Mais est il tellement besoin de vous la présenter?
Certainement, chacun ici l’a déjà rencontrée, sous une forme ou une autre.
Car Méduse et partout: en nous, autour de nous.
elle est la peur, le mal être, la maladie: les nôtres, ceux du monde.
Y résister, c’est véritablement mener un long combat et celui-ci n’est pas à armes égales:
Si nous regardons Méduse en face, nous somme pétrifiés, comme tous ceux qui ont essayé de l’attaquer en direct car son pouvoir est tout puissant.
Ce qui nous fait mal est beaucoup plus grand et plus fort que nous: cela nous fragilise et peut même nous aliéner. Bien souvent, nous n’avons pas la force d’agir et nous laissons agir et dominer aussi bien par ce qui cherche à nous contrôler de l’extérieur que par ce qui a pris le pouvoir à l’intérieur de nous. Le pire est quand nous ne nous en rendons même plus compte…
Alors, le combat est-il perdu d’avance?
C’est sans compter sur l’existence d ‘une ruse extraordinaire, la stratégie du détour:
L’exemple nous est donné par Persée:
Persée, le héros grec, s’est donné pour mission de tuer la Gorgone Méduse et de ramener sa tête.
Comment s’y prend-il?
Il sait qu’il ne pourra affronter le monstre seul.

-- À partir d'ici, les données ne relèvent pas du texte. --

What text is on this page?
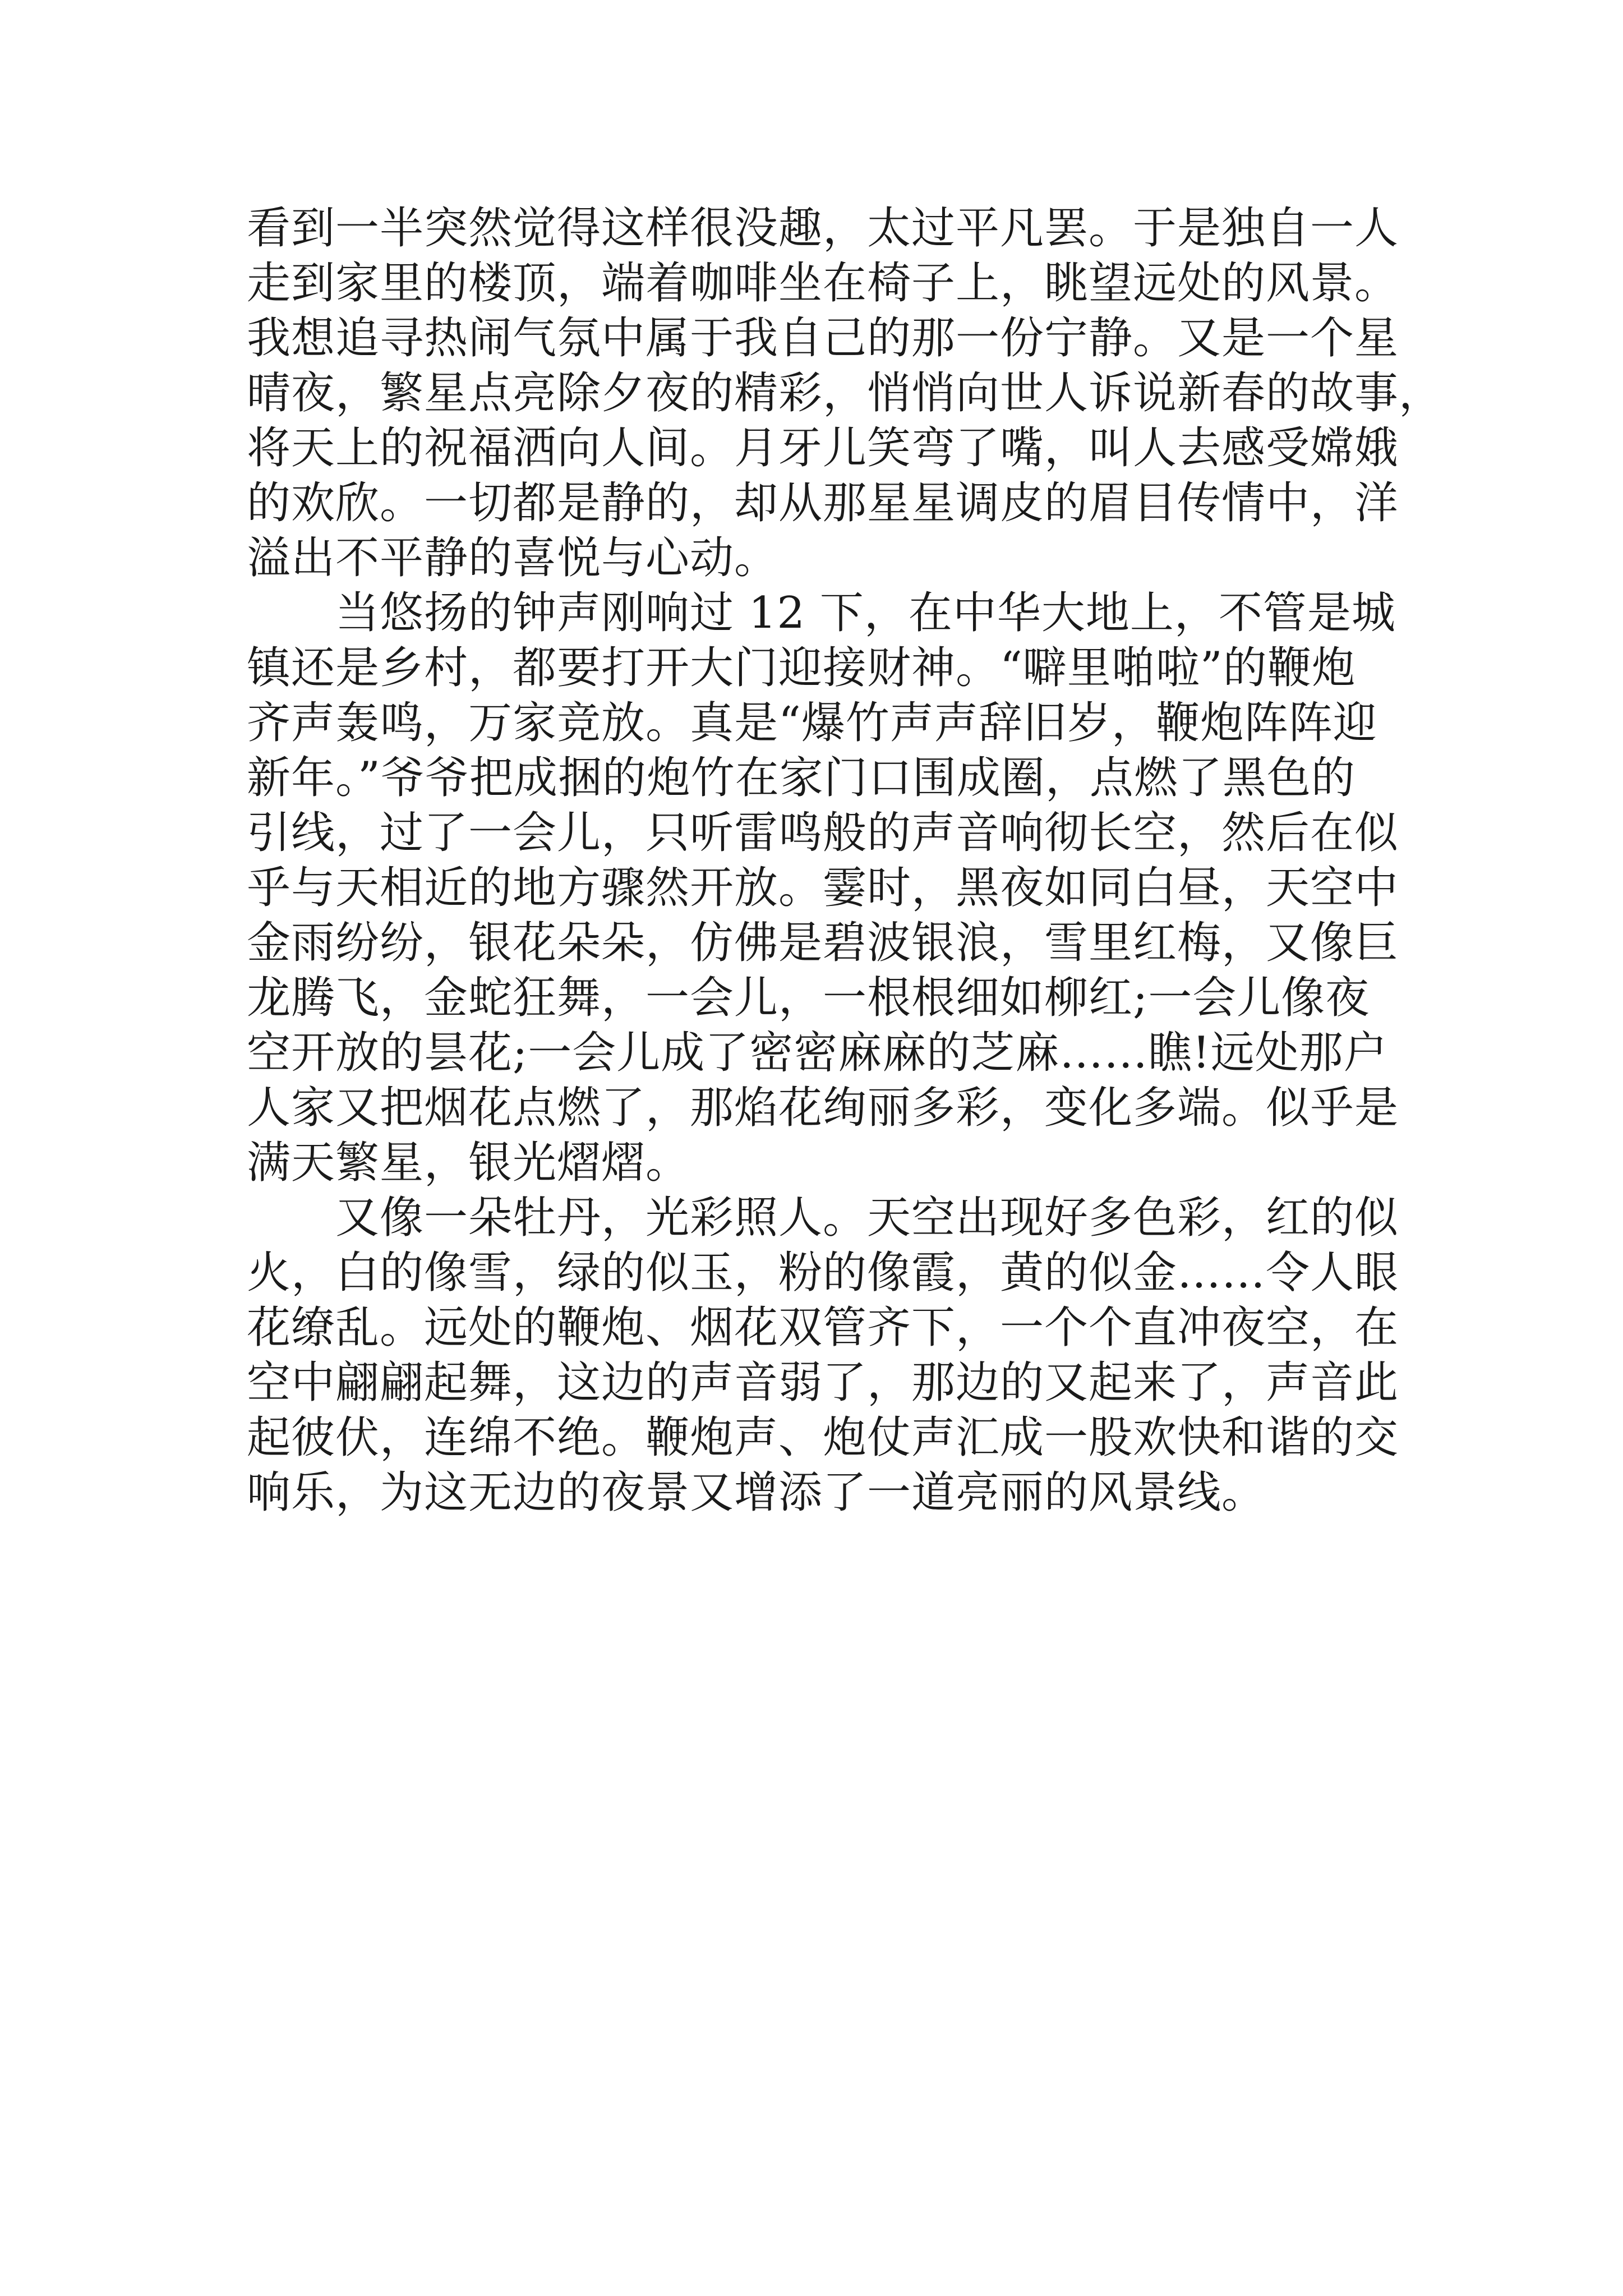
看到一半突然觉得这样很没趣，太过平凡罢。于是独自一人
走到家里的楼顶，端着咖啡坐在椅子上，眺望远处的风景。
我想追寻热闹气氛中属于我自己的那一份宁静。又是一个星
晴夜，繁星点亮除夕夜的精彩，悄悄向世人诉说新春的故事，
将天上的祝福洒向人间。月牙儿笑弯了嘴，叫人去感受嫦娥
的欢欣。一切都是静的，却从那星星调皮的眉目传情中，洋
溢出不平静的喜悦与心动。
　　当悠扬的钟声刚响过 12 下，在中华大地上，不管是城
镇还是乡村，都要打开大门迎接财神。“噼里啪啦”的鞭炮
齐声轰鸣，万家竞放。真是“爆竹声声辞旧岁，鞭炮阵阵迎
新年。”爷爷把成捆的炮竹在家门口围成圈，点燃了黑色的
引线，过了一会儿，只听雷鸣般的声音响彻长空，然后在似
乎与天相近的地方骤然开放。霎时，黑夜如同白昼，天空中
金雨纷纷，银花朵朵，仿佛是碧波银浪，雪里红梅，又像巨
龙腾飞，金蛇狂舞，一会儿，一根根细如柳红;一会儿像夜
空开放的昙花;一会儿成了密密麻麻的芝麻……瞧!远处那户
人家又把烟花点燃了，那焰花绚丽多彩，变化多端。似乎是
满天繁星，银光熠熠。
　　又像一朵牡丹，光彩照人。天空出现好多色彩，红的似
火，白的像雪，绿的似玉，粉的像霞，黄的似金……令人眼
花缭乱。远处的鞭炮、烟花双管齐下，一个个直冲夜空，在
空中翩翩起舞，这边的声音弱了，那边的又起来了，声音此
起彼伏，连绵不绝。鞭炮声、炮仗声汇成一股欢快和谐的交
响乐，为这无边的夜景又增添了一道亮丽的风景线。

Aussi va -t-il faire appel à de l’aide extérieur: celle d’Athéna, la très rusée déesse de la guerre et de la justice: Athéna est présente au combat, mais n’y participe qu’indirectement; son aide vient de l’outil qu’elle offre à Persée: cet outil, c’est un bouclier d’argent, tellement poli qu’il peut servir de miroir. Athéna le place entre Persée et Méduse de telle manière que Persée n’a pas besoin de regarder son ennemi en face, et que Méduse se pétrifie en découvrant son propre reflet dans le bouclier. Persée peut alors la décapiter sans danger. Le bouclier-miroir aura été l’outil stratégique de détournement qui aura permis à Persée de sortir vainqueur.
Si Méduse est vaincue, souvenons nous néanmoins qu’elle garde ses pouvoirs au-delà de la mort: sa tête sera utilisée par suite par Persée pour pétrifier de nouveaux ennemis. Mais ceci est une autre histoire. …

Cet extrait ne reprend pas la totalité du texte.